If you’re looking for it, you’ll see the Gambler’s Fallacy pop up in random places.
The Economist posted a not-so-interesting graph relating a year’s stock market returns to its Chinese Zodiac sign. Although a random number generator making up returns for clusters of years since 1900 and ranking the outcomes would produce a similar outcome to the chart, let’s play devil’s advocate and see if there is something to be said about these numbers.
Economic theory, news headlines and politics often revolve around the theory of business cycles, loosely defined as periods of monetary, investment and GDP expansions followed by contractions. If there is a trend of ups and downs in an economy’s growth, it would be highly likely that a few of the years would be hit more heavily by the highs or lows because of the cyclical nature of that growth. For example, the years of the dragon coincided with the years 1976 and 1988 which happened to be two solid years of returns for the S&P 500. The year of the snake (next year’s zodiac sign) was hit hard in 1977 and 2001. Any gain in the year of the dragon might be counteracted by the year of the snake just due to randomness in the data.
The Gambler’s Fallacy and Election Years
Some studies have been made showing a correlation between the stock market and the point in a presidential cycle. Returns in the final year of a president’s term tend to be greater, which would fall on the years of the dragon, monkey and rat. It’s possible (assuming no political manipulation) that these spurious relationships based off of noisy data are just pointing to the same random out-performance.
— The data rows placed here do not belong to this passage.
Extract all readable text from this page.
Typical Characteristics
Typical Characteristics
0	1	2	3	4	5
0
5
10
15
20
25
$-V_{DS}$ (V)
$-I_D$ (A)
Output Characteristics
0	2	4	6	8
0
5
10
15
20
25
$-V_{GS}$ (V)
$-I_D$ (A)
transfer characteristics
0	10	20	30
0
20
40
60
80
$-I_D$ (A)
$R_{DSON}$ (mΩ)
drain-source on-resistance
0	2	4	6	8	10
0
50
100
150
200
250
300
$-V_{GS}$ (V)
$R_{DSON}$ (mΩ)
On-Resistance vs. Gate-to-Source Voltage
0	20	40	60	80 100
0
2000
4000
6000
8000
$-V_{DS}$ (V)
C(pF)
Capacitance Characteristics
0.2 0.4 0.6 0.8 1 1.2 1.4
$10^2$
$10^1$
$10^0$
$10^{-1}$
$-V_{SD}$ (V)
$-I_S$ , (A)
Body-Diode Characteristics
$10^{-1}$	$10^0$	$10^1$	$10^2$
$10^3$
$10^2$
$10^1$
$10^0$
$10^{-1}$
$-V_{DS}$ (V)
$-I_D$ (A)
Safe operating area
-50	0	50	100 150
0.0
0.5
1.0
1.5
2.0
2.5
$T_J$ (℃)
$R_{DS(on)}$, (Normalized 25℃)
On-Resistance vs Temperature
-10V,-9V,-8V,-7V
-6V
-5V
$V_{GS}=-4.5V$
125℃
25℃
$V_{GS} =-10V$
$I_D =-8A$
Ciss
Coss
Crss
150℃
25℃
Election years, much like zodiological signs, have no more correlation with the stock market than what I roll in a game of craps… but the two noisy indicators allow relationships to be imagined.
So what does this all mean? As has been stated many times by behavioral finance and behavioral science pundits/critics/skeptics, there will always be a correlation between past events and past results, even with random data. The chance that there would be no trend with so few data points is near zero. The chance that this trend will hold up over time is still completely random, so it is also not correct to say that it needs to start regressing to the mean and bet against these outcomes (known as the gambler’s fallacy). In other words, this article is just another reminder that there is no way to cheat stock market gains with goofy theories.